Reports: B10
46713-B10 Exploring Defect Level Position and Occupation in Metamorphic Heterostructures for Multi-junction Photovoltaic Converters
Our group had another productive summer investigating the properties of defects in semiconductors. Last summer, we began a new experiment, using a high performance camera to image semiconductor photoluminescence. We observe darkened regions near isolated defects (presumably dislocations) in GaAs due to augmented non-radiative recombination. These depleted regions expand as we reduce the excitation intensity, increasing the average diffusion length and allowing more distant carriers to diffuse to the defect. This summer, we continued the photoluminescence imaging project on two fronts. A new student in our group, Caroline Vaughan, made excitation-dependent radiative efficiency measurements near and far from an isolated defect. She is using these measurements to obtain a more accurate picture of defect-related recombination in GaAs. In particular, these results provide information on how the density, energy, and capture time of defect-related states are different near crystal dislocations (see Figure 1 for an example of this analysis).
In the meantime, returning student Mac Read is trying to incorporate these results into a computational model of diffusion and recombination in the vicinity of the defect. Both of these students are continuing their research during the 2009-10 academic year with the goal of writing honors theses on their accomplishments and graduating in the spring with honors in physics. In 2010, we hope to bring all of this work together to formulate a complete, self-consistent picture of how dislocations impact the motion and recombination of photo-excited charge carriers in solar cell materials. Caroline and Mac both plan to attend engineering graduate school next year.
My other returning student, Dan Hampton, continued his transient capacitance measurements by adding a powerful new capability to the experiment a widely tunable source of monochromatic light. Our previous work on GaAsP and GaInP diodes indicated that a class of defects often referred to as DX centers were active in these devices. Because the configuration of the lattice around the defect changes when the defect state is occupied, the electrical, thermal, and optical properties of the defect are more complicated. Dan investigated the optical response this summer, and his results are consistent with the DX model (see Figure 2 for Dan's measurement of the optical activation threshold in the GaInP).

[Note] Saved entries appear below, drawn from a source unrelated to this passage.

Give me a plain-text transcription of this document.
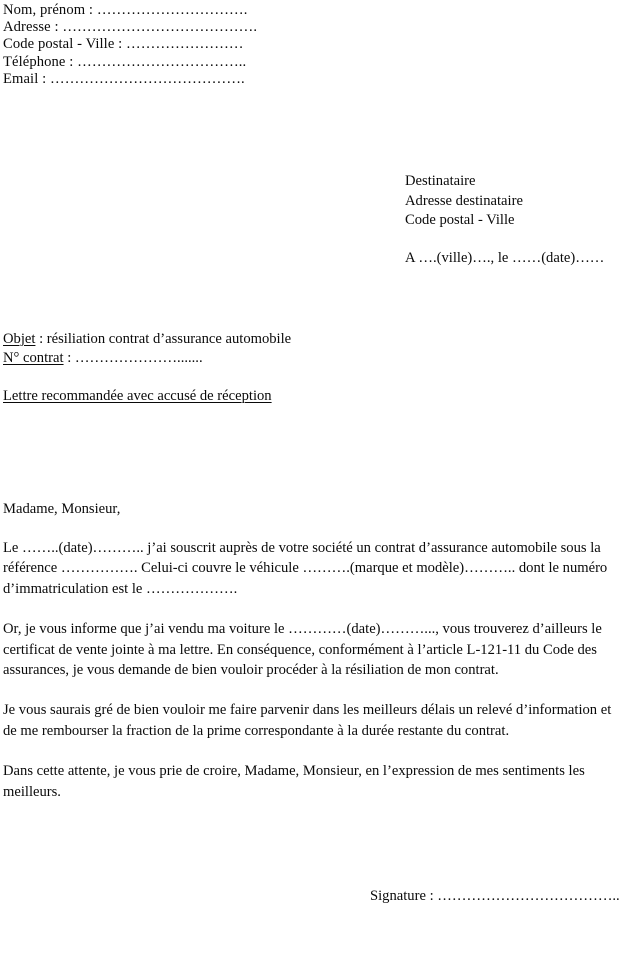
Nom, prénom : ………………………….
Adresse : ………………………………….
Code postal - Ville : ……………………
Téléphone : ……………………………..
Email : ………………………………….
Destinataire
Adresse destinataire
Code postal - Ville
A ….(ville)…., le ……(date)……
Objet : résiliation contrat d’assurance automobile
N° contrat : ………………….......
Lettre recommandée avec accusé de réception
Madame, Monsieur,

Le ……..(date)……….. j’ai souscrit auprès de votre société un contrat d’assurance automobile sous la référence ……………. Celui-ci couvre le véhicule ……….(marque et modèle)……….. dont le numéro d’immatriculation est le ……………….

Or, je vous informe que j’ai vendu ma voiture le …………(date)………..., vous trouverez d’ailleurs le certificat de vente jointe à ma lettre. En conséquence, conformément à l’article L-121-11 du Code des assurances, je vous demande de bien vouloir procéder à la résiliation de mon contrat.

Je vous saurais gré de bien vouloir me faire parvenir dans les meilleurs délais un relevé d’information et de me rembourser la fraction de la prime correspondante à la durée restante du contrat.

Dans cette attente, je vous prie de croire, Madame, Monsieur, en l’expression de mes sentiments les meilleurs.

Signature : ………………………………..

Since this type of defect is usually centered on a donor atom, we were surprised to find evidence of it in the p-type region of our test structures. However, our collaborators at the National Renewable Energy Lab have recently confirmed (via secondary ion mass spectroscopy) that the n-type dopant (sulfur) in our diode is diffusing across the junction into this region of the device. This diffusion process appears to be facilitated by the crystal dislocations in these lattice-mismatched structures. We now believe that we have a good understanding of what is happening in these alloys, which should facilitate better solar cell designs incorporating these alloys in the future.